Screwtape: See. Told you.

Well, I couldn't let him have the last word, insert the last thought.

Go back to hell, Screwtape, where you belong.

Angel: You tell him, T.

At home I lay beside my weeping daughter and murmured what I could from my own experiences - that she shouldn't beat herself up for one or two little mistakes, because the folks evaluating her had the experience to know what she could do based on the things she had done well; that getting a part was often as much a reflection of how well someone fit into someone else's ideas about the look and sound of a show, rather than just a reflection of the individual's abilities; that getting to the final dozen from over a hundred children was no small accomplishment; that if this experience wasn't meant to be hers, there would be others that were. That there was no doubt in anyone's mind about how well she could act and sing. That her gift of music had already made a difference to so many. That I loved her.

Then I spent the rest of the night second-guessing myself. Should I have encouraged her to go through this? Should I be supporting her involvement in something with the potential for so much heart-break? But isn't that a description of life itself?

There's no user's manual for any of this. I guess I'll just have to keep stumbling along and just try make sure at the end of every day that they know they're as loved as can be.

5 comments:

Bardiac said...

Aww, I'm sorry to hear she didn't make the show.

But it's really healthy for us all to realize that there's competition, to lose sometimes, to shake the other person's hand and congratulate or thank them. It's not fun, but it's an important part of life.

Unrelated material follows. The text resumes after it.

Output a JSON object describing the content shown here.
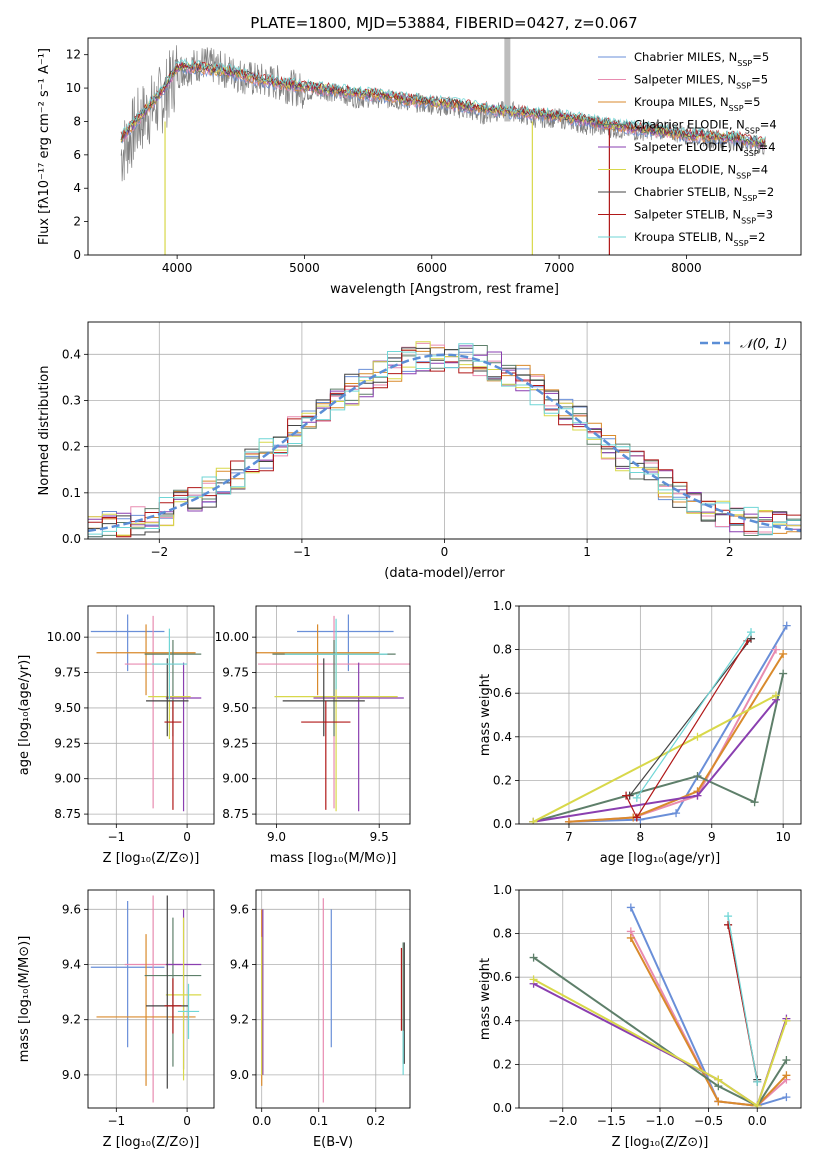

It sounds like you did a great job being supportive (your son, too), and now your daughter has a bit more experience auditioning; if she's going to do theater, she's going to be turned down for far more shows than not.

Elaine Fine said...

The fact that you took your daughter's desire to audition seriously and you and your family supported her through the process makes it clear to me that you did the right thing.

rlbates said...

Could I just echo Bardiac's comments? T, it is a hugh thing for your daughter to know she is loved regardless. But as with your residents at work, you have to allow them to try......

Anonymous said...

What a beautiful post. While neither of my kids are performers I still know that inner tension between wanting to protect my kids and wanting to see my kids take risks in pursuit of whatever inspires them. Bravo to you for being present for the whole gamut of experience.

Erica said...

I hope I do half as well as you in supporting my little one in whatever she wants to do.

Auditions are so difficult (I've been on both sides of the table) and it is so important to remember not to wrap your self esteem up with getting a part. Five different directors watching the same candidates will choose different people for different reasons.

Good for you for being so supportive, and I hope you daughter doesn't let this one audition stop her from trying again.